The ship’s master pointed to a very brown, very bald, very lean but quite old man in a brown habit, shouldering his pack and preparing to leave the dock area. The port official who had spoken spoke again:

‘And he doesn’t know either?’

‘No more than I did. What are you going to do?’

‘We have our orders.’ A maniple was summoned; it moved in to arrest Paul; he could not understand why. He tried to resist, but strong arms grasped him. He was taken to the offices of the quaestor in Neapolis. Paul spoke first.

‘I seem to be under arrest. Is it permitted to ask why?’

‘I suppose you’re entitled to an explanation. The religion you preach has been proscribed. You oughtn’t really to be surprised.’

‘Why?’

‘It’s an antiroman activity. You’re cannibals, buggers, incendiarists and Jupiter knows what.’

‘Very good. And I personally am to be tried on those charges?’

‘No. The state dispenses with the formality of a trial.’

‘Even for a Roman citizen?’

‘There were plenty of Roman citizens who burnt down their own city.’

‘So what happens to me?’

‘I have to order your instant execution. That’s the way it’s done these days. Look,’ the quaestor said, a man as bald and brown as Paul but much younger, ‘I don’t like this. I don’t even believe all those stories. It’s not the way we did things before. But we have our orders.’

It was always a matter of orders. Rome would choke itself on orders. Paul said: ‘Crucifixion?’

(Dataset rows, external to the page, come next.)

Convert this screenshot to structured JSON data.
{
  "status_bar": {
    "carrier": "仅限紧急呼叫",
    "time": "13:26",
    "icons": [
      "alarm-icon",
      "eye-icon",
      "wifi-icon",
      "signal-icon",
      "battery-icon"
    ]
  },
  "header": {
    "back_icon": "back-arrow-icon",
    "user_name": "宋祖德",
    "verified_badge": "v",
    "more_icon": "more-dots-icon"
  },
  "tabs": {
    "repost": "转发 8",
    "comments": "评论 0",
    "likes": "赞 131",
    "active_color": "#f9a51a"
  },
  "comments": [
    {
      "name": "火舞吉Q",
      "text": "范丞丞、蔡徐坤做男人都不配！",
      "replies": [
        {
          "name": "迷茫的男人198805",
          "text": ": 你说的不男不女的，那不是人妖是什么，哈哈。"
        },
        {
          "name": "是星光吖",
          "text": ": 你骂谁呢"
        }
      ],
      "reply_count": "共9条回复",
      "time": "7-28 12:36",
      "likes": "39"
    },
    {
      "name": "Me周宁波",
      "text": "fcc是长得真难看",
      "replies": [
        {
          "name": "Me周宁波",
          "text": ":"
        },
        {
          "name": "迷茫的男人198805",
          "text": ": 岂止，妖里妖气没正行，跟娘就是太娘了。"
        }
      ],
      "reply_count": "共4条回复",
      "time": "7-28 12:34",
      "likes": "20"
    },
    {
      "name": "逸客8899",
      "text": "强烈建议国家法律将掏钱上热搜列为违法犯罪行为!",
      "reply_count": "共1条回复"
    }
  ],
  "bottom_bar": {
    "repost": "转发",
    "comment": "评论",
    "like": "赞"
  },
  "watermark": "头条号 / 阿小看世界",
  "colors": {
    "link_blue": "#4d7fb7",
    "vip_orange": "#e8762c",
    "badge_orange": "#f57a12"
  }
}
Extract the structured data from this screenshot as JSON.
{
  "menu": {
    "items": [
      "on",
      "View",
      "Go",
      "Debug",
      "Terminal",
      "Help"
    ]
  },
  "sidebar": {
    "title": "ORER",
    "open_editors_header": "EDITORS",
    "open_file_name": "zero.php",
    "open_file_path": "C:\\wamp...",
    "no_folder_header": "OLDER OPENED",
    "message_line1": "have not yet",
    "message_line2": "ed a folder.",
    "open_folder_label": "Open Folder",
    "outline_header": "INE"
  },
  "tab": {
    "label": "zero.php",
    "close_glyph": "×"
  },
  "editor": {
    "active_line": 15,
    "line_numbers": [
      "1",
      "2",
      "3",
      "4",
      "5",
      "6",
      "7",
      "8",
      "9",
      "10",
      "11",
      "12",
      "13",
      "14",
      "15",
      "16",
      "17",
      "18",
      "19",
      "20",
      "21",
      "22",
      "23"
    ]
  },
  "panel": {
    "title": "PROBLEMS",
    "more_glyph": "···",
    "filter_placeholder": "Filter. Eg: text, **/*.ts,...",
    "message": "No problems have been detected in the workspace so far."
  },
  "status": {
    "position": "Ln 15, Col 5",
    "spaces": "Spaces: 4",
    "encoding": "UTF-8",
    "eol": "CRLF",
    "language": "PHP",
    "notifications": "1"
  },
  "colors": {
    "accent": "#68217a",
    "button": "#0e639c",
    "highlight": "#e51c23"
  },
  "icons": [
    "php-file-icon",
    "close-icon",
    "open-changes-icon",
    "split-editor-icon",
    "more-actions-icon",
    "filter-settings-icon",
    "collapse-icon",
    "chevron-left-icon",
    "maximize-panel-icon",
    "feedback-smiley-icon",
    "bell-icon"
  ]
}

‘No. The axe. It’s quicker.’

Paul had an unworthy thought. Crucifixion ruptured nothing. Nails ran through the wrists, sometimes without even breaking the bones. A corpse could be taken down from a cross and be seen later to be not a corpse. Pockets of air in the lungs. Resuscitation. If Christ had been beheaded, would the disciples have noticed a thin red band, like a delicate necklace, marking the miraculous rejoining? But Christ had not been beheaded. ‘When?’ he asked.

‘Now. Best get it over. We’ve had to set up a block in that yard there. I’ll have to call the axeman. Sorry about this.’

It was proper that Paul should meet his end in a seaport. Rome had never been his city, and it is irrational to search for his bones there. He died in the seawind. For the official record he made a statement:

‘I must make one final protest against a flagrant miscarriage of justice. I am a Roman citizen. I am guilty of no charge. I was exonerated by the state of what previous charges were held against me. I am a Jew and I am a Christian and hence profess beliefs acceptable to the Roman state. I have a right to demand justice.’ These words were not taken down. He was taken to the block and, before laying his bald head on it, he prayed: ‘Father, forgive them for they know not what they do. Now to God the Father, God the Son and God the Holy Spirit I commend my soul and the souls of my enemies. Amen.’ He prayed in Aramaic. Then the axe fell.

In Rome, despite the death of its imperial architect, the work of rebuilding went on. Caleb, who had left behind the butchery of the arena, worked as a foreman responsible for the carting of blocks of marble and travertine. A jagged wall was being demolished to make way for something thicker, higher, nobler. Something seemed to have been carved on the wall, near obliterated by dust. He brushed the dust away and saw a crude drawing of a fish. He nodded: he knew the sign. That man Peter had been a fisherman, but Tigellinus had merely sold fish. Now Christ had actually turned into a fish. Caleb had no great love for fish: his muscles had been built on meat. But he looked at the crude drawing with a certain tenderness. These people were not going to give up in a hurry. The faith they practised was, after all, of Jewish provenance. The Jews were not going to give up in a hurry either.